Privacy Legislation UPDATES
By Donna Loyle
In the current two-year legislative season, about 1,500 privacy-related bills at both the state and federal levels have been introduced, according to The Direct Marketing Association (DMA). Following are three examples that affect direct marketers:
Online Privacy Bill Proposed
The Online Personal Privacy Act of 2002, introduced by Sen. Ernest "Fritz" Hollings (D-SC) in April, would mandate that companies get consumers' opt-in permission to use sensitive data, such as financial records, Social Security numbers and health information. The bill also requires companies to provide opt-out options for non-sensitive data such as transactional information from Internet purchases.

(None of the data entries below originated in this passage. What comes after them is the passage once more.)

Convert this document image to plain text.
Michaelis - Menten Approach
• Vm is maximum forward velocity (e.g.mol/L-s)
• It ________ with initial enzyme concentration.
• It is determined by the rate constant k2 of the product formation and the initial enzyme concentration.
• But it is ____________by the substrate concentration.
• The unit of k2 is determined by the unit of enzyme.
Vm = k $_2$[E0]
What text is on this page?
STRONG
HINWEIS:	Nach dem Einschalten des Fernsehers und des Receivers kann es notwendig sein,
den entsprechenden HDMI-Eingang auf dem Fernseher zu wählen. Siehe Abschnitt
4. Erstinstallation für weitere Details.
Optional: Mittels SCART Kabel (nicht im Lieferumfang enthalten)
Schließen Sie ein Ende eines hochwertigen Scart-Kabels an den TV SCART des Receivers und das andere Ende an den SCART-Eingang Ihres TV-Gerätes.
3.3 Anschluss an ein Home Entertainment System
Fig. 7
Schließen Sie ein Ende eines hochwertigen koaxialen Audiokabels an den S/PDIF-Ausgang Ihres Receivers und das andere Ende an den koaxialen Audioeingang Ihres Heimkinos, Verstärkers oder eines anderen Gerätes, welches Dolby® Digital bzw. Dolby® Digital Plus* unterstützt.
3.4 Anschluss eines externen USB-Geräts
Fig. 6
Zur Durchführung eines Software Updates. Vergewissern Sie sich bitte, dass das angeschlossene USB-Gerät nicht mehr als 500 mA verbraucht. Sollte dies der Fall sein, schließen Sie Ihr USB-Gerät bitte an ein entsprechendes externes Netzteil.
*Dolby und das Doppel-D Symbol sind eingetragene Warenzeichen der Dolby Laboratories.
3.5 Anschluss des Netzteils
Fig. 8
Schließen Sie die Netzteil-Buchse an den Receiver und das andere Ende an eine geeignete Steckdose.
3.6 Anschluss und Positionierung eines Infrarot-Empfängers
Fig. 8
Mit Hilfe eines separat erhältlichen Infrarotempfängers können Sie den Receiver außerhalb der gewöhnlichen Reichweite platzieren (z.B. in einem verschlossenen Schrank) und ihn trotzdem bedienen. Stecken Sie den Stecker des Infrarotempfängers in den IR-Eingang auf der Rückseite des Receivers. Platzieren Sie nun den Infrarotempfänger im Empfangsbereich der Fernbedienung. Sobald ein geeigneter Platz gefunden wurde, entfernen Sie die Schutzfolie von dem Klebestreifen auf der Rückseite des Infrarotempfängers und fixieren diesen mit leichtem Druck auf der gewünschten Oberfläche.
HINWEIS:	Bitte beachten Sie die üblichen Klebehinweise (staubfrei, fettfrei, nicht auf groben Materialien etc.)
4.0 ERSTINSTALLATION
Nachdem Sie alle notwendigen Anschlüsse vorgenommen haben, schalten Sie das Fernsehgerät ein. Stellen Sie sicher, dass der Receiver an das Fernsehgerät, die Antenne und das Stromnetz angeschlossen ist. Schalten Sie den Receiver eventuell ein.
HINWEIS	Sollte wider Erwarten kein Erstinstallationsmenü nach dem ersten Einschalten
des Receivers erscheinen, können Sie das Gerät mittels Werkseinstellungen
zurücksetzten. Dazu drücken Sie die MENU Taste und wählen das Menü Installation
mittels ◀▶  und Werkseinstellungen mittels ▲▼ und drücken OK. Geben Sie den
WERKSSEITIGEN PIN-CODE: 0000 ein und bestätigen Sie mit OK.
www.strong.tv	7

The bill passed the Senate Commerce Committee in May by a vote of 15-8, and at press time was moving toward a vote by the full Senate. In a prepared statement, The DMA expressed its opposition: "This legislation fails to take into account that industry self-regulation of data privacy protocols have reached more than 90 percent of all Internet traffic, which renders the proposed bill's aims premature."
Anti-spam Bill Proposed
The Senate Commerce Committee also unanimously passed in May a bill that would allow the Federal Trade Commission (FTC) to impose fines on companies that violate existing spam laws. The proposed bill, which was headed to a full Senate vote at press time, would enable the FTC to charge fines of up to $1.5 million, according to reports. The so-called "Can Spam Act," if passed, also would require that all unsolicited e-mails contain valid and working return addresses that recipients can use to opt-out of future e-mails from the senders.
Sen. Conrad Burns (R-MT), one of the bill's sponsors, told reporters the bill empowers consumers with "the choice to close their doors to hyper-marketing once and for all." The Burns bill would exempt e-mail marketers who can show they have pre-existing relationships with recipients. This includes any transaction initiated by the consumer within the past three years.
New Mexico's Opt-in Provision
Marketers at banks, financial services firms, insurance companies and securities firms doing business in New Mexico: You now must get opt-in permission to market your services to residents of that state.
The new regulation, which went into effect earlier this year, makes New Mexico the first state to adopt an opt-in provision for the release of nonpublic personal financial information among unaffiliated financial services and insurers, according to reports.
The new state law is stricter than Gramm-Leach-Bliley, the federal law that took effect last year. The New Mexico law doesn't restrict the exchange of ordinary financial information, such as claims processing. Rather, it mandates that personal financial information can't be disclosed to third-parties unless consumers grant explicit permission.